THERE IS hardly any need for us to point out what even the MSBBC has already stated by coverage. As a technical news site put it:
Just over a week ago, the jury began deliberations on the ongoing patent infringement case between Google and Oracle. After waiting in the wings, with bated breath, the verdict is finally in, as Judge William Alsup of the U.S. District Court of Northern California dismissed the jury this afternoon after a unanimous decision that ruled in favor of Google’s mobile OS — declaring that Android did not in fact infringe on the Oracle patents in question.
The jury verdict is in. They found no infringement of the patents!
Linus Torvalds, the father of Linux writes on Google +, "Prediction: instead of Oracle coming out and admitting they were morons about their idiotic suit against Android, they'll come out posturing and talk about how they'll be vindicated, and pay lawyers to take it to the next level of idiocy.

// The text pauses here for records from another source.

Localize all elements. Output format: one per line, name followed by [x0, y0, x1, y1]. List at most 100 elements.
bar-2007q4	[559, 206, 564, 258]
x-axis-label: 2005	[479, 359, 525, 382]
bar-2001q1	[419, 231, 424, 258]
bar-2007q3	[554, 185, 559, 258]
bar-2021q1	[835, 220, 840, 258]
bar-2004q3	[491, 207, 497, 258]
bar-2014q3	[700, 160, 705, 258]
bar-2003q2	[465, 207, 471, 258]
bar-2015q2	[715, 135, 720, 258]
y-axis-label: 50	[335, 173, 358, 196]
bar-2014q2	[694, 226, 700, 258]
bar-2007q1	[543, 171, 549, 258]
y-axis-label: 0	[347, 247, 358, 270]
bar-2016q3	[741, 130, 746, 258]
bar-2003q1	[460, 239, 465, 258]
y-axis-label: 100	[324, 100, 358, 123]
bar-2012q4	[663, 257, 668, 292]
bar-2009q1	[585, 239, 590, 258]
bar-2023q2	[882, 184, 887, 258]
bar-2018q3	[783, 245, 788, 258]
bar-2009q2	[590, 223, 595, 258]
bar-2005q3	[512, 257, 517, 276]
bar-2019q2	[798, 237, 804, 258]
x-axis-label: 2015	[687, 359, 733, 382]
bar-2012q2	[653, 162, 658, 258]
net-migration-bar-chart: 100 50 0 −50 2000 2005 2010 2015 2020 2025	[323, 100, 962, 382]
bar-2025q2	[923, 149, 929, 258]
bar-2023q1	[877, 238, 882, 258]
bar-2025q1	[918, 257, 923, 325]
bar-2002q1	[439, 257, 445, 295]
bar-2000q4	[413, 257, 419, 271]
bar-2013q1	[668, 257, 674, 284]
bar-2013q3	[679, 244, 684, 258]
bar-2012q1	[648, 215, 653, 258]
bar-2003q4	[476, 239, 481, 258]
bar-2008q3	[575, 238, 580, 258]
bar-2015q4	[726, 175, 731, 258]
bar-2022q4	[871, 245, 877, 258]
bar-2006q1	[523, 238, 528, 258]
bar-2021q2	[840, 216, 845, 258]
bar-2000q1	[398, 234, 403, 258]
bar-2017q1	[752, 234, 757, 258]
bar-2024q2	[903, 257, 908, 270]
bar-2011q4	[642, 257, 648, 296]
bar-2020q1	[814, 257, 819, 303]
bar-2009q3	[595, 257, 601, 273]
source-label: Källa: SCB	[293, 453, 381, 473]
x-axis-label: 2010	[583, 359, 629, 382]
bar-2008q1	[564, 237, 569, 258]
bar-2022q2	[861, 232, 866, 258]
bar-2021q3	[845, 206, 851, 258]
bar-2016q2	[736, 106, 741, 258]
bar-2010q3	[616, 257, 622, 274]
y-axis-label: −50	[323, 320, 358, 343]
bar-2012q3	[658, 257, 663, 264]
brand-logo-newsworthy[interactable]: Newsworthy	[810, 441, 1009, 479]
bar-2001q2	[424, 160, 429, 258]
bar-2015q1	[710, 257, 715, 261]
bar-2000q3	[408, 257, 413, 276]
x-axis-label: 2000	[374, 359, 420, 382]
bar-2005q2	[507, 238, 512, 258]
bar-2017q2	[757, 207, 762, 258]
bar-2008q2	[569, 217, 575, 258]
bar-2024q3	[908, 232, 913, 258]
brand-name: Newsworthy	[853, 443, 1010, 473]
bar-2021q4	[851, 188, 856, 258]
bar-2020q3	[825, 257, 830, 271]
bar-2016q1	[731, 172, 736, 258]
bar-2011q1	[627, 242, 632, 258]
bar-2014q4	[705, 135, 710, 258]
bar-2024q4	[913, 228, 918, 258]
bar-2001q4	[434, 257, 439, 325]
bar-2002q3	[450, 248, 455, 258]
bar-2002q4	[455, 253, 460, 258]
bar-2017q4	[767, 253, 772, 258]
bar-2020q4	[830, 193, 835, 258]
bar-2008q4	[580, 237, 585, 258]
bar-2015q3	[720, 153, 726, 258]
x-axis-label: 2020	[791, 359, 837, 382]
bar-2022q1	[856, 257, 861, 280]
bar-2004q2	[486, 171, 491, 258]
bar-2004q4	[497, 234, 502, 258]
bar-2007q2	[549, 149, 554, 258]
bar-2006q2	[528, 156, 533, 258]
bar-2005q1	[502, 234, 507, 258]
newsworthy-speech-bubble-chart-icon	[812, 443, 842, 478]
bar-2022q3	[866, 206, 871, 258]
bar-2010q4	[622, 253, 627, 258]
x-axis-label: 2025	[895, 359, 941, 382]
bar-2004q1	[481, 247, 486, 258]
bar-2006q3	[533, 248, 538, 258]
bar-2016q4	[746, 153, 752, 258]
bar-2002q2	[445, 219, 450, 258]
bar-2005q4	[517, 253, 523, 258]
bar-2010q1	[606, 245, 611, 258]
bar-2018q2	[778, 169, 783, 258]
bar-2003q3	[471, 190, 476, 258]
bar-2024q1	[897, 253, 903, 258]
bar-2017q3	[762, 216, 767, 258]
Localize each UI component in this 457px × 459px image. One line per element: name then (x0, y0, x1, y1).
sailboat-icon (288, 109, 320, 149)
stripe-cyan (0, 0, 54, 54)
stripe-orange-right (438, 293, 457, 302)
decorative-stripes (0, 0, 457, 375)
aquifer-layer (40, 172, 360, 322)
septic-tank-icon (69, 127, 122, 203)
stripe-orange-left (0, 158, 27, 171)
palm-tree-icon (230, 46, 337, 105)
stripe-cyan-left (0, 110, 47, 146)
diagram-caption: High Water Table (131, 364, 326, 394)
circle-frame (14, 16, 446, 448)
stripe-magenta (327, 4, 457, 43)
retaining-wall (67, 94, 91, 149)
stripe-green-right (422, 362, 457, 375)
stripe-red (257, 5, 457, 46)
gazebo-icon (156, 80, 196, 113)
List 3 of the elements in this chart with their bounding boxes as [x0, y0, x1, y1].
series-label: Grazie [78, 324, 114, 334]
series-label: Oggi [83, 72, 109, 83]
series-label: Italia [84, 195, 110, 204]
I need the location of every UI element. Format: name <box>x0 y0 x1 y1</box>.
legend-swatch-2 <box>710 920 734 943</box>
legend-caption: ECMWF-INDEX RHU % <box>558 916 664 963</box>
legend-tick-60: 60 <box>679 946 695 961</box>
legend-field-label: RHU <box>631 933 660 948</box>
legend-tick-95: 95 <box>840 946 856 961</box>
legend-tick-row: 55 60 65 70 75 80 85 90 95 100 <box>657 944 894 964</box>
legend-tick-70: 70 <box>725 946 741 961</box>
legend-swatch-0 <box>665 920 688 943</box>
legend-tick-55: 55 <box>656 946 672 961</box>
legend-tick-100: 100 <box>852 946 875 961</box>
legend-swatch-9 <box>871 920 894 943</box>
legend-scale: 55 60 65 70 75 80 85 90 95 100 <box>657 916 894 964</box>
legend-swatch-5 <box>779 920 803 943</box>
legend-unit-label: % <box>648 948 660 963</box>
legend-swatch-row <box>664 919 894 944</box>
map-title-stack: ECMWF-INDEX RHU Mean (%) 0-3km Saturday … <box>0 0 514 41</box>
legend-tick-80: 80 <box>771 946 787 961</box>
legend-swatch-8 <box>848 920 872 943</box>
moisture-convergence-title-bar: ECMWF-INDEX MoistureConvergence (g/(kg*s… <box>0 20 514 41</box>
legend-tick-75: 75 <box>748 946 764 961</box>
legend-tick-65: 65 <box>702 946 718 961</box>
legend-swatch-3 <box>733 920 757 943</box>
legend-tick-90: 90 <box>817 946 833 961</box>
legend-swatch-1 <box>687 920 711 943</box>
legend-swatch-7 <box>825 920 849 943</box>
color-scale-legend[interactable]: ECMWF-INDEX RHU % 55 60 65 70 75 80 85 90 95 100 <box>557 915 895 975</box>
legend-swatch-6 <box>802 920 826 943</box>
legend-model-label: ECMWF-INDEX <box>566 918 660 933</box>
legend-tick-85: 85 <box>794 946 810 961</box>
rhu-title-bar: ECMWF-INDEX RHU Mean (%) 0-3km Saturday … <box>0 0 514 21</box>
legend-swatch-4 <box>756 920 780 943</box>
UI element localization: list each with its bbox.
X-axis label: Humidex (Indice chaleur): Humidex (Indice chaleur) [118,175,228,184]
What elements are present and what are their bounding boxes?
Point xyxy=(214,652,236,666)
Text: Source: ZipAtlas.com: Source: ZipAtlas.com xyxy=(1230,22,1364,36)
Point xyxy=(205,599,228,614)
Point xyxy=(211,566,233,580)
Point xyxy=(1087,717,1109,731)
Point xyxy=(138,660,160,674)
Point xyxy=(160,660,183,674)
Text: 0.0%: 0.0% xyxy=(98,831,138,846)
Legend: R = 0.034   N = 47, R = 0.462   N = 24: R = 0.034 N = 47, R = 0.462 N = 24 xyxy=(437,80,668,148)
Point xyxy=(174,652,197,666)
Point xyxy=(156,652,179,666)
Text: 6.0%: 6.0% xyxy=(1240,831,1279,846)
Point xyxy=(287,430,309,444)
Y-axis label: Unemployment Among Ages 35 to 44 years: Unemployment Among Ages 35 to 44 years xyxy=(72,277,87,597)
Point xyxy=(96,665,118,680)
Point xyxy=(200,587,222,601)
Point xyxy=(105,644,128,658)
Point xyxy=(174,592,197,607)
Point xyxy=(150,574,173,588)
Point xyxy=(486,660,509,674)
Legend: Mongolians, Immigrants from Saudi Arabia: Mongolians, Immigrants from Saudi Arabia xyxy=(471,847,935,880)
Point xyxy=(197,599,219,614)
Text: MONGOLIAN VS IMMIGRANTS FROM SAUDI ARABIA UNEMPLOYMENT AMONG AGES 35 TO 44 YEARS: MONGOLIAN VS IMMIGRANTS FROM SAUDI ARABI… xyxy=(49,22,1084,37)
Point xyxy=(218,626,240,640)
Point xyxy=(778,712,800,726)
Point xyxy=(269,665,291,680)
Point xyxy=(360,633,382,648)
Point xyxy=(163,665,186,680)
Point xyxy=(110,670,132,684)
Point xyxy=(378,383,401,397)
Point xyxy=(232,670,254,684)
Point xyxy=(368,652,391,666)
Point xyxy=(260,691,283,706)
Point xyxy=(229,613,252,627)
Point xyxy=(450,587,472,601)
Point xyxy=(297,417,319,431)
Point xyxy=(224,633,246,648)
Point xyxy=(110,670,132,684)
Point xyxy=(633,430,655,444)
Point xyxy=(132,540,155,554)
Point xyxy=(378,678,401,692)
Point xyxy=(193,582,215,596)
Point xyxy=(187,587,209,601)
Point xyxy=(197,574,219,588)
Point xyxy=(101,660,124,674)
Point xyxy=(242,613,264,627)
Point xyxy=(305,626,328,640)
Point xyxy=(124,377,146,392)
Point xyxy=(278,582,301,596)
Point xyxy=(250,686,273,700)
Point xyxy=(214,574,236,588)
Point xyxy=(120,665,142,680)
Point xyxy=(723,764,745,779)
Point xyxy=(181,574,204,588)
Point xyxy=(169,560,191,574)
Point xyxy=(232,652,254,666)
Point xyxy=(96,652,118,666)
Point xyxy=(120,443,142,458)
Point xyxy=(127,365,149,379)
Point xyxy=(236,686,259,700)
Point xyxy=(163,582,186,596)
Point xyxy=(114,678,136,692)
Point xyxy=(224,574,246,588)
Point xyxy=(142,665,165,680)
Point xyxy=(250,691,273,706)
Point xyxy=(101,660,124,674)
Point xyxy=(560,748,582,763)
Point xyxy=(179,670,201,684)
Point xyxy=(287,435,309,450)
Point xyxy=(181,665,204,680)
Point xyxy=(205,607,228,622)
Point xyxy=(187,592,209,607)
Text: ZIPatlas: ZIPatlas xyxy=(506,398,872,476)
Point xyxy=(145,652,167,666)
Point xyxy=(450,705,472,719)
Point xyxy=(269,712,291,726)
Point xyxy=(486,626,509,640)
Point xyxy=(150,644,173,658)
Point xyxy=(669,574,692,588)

Sometimes I really wish I wasn't always right. It's a curse, I tell you."
Oracle loses its patent claims and so Google has almost completely defeated Oracle in its vain attempts to squeeze an intellectual property payoff from Google and Android.
The United States Supreme Court signaled skepticism about broad software patents Monday when it ordered reconsideration of an online advertising patent. The high court asked the United States Court of Appeals for the Federal Circuit to reconsider its decision approving the patent in light of a March Supreme Court decision restricting patents on medical diagnostic techniques.
The online ad patent, granted to a company called Ultramercial, covers the concept of allowing users to watch a pre-roll advertisement as an alternative to paying for premium content. Ultramercial has demanded licensing fees from several online video sites, including Hulu and YouTube. One target of Ultramercial's legal threats, a company called WildTangent, challenged Ultramercial's "invention" as merely an abstract idea not eligible for patent protection.